Times: Shabbat starts tonight with candle lighting at 5:40pm, and ends Saturday night at 6:38pm. The weekly Torah portion is Ki Tavo.

Mincha in the CBD: Whisky and Kugel Fridays is on today at 1.00pm using the SMS system to confirm numbers. Mincha (Mon-Fri) continues next week at 1.00pm with the SMS reminder.

Study: The Wednesday shiur & lunch continues this week at Billing Bureau, following 1.00pm mincha. This week’s shiur will be given by Rabbi Yonason Johnson on the topic “Apples and honey. A cute custom or a deep Kabbalistic allusion?”

Thought of the Week with thanks to Geoff Bloch.

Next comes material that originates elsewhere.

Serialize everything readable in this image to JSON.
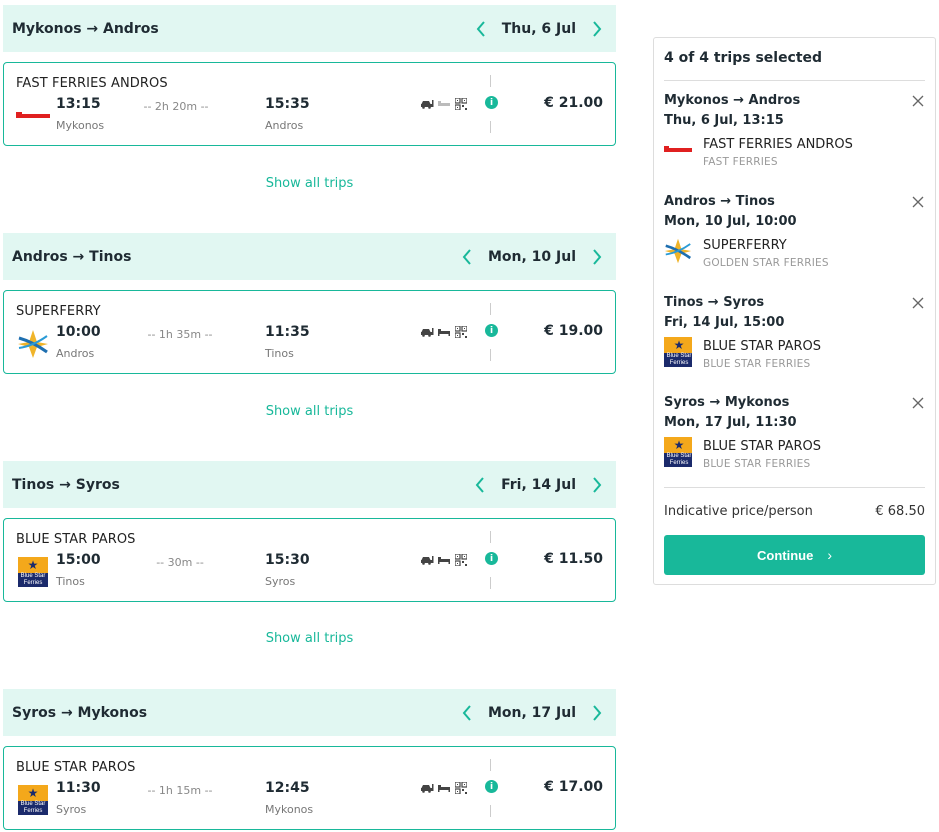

This week’s Torah reading Ki Tavo contains the five sentence formula uttered by the ancient Jewish farmer when bringing the bikurim (the first fruits) to the Bet Hamikdash.

It commences “Arami Oved Avi vayered mitzrayma” and ends with the words “Vayvieihu el hamakom hazeh vayiten lanu et haaretz hazot eretz zavat chalav u’dvash.” We recognise this as the potted history of the Jewish people which we expand upon on Seder night when we undertake the mitzvah vehigadta l’vincha – the obligation to recite the story of the Exodus to our children.

The Torah is a narrative in the third person, but this is one of the only passages in Scripture, other than quoted conversation, written in the first person.

Some years ago Rabbi Kennard gave a shiur in which he suggested that this may be a reason why this formula takes centre stage on Seder night. We are not simply reciting an historical narrative of events long ago but are recreating the Exodus in the first person to demonstrate that we, too, are part of a continuing living history.

The formula records two sorts of journey. The first is the physical journey by our forefathers from Canaan down to Egypt and by Bnei Yisrael from Egypt to Israel.

But as the High Holydays now approach, perhaps it is timely for us to reflect on the second sort of journey – our spiritual journey from slavery to freedom. It is time to focus less on the secular obligations and commitments which enslave us and focus more on exercising our freedom to draw nearer to God.